Once her son was six, Hagar, who had felt isolated and neglected during her first years on the kibbutz, found it possible to resume her studies. In 1988 she registered for a joint major in the Jewish history and education departments of the University of Beersheba, where she was accepted without a high school diploma on the strength of her preparatory year in Tel Aviv in 1982. Today, at the age of twenty-eight, she is still not married. Despite pressure from her mother and her friends, she refuses to go for therapy or even for psychological counseling.

 

YA'EL SHILOH
Although she sought to conceal her pleasure over the telephone, Ya'el was greatly relieved when, twenty-four hours after their conversation, she learned that Hagar was not pregnant. But Hagar, who went on seeing Efrayim Mani, was less candid with her mother when she really did become pregnant several weeks later, and by the time she broke the news to Ya'el it was too late to take medical measures.

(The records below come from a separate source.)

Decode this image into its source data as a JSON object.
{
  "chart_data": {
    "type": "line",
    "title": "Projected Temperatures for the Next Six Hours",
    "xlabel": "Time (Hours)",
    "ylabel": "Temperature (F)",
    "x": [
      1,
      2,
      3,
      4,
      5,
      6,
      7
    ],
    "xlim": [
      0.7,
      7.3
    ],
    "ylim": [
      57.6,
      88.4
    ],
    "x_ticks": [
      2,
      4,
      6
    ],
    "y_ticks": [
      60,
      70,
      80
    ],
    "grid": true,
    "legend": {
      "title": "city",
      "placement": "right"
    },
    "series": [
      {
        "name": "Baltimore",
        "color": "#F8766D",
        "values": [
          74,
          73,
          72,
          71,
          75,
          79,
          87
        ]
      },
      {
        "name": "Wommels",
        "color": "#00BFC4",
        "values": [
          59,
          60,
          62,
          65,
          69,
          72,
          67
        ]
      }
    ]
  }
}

Ya'el felt deeply hostile toward Hagar's pregnancy, which seemed to her completely uncalled for and a source of future aggravation. She also felt sure that Hagar's becoming pregnant was a provocative act aimed at herself. Moreover, although her progressive views compelled her to admit that it was his right, Efrayim Mani's refusal to marry Hagar seemed a slap in the face to her. In the earlier stages of Hagar's pregnancy she still hoped for a spontaneous abortion, but this did not materialize. When the child was born in October 1983, Ya'el was secretly pleased that Hagar did not return to the kibbutz with it and sought to continue her studies in Tel Aviv. Within a few weeks, however, once it became clear that Hagar's seventy-five-year-old grandmother could not manage with an infant in her apartment, Hagar was forced to come back to Mash'abei Sadeh. The moment Ya'el saw her and her baby get out of the truck that had brought them from Tel Aviv after delivering avocados there, she underwent a change of heart. It was as if all at once she understood that there might be a deeper reason for the child's existence, and from then on she did all she could to care for it and help Hagar.

Although the young father, Efrayim Mani, traveled to the Negev now and then to see his son, he was so aloof toward him and Hagar that his infrequent visits were a burden. Once, in the early spring of 1984, when Efrayim was again doing reserve duty in Lebanon, his place was taken by his father, Justice of the Peace Gavriel Mani, who wished to have a look at the grandson he had not seen since the circumcision.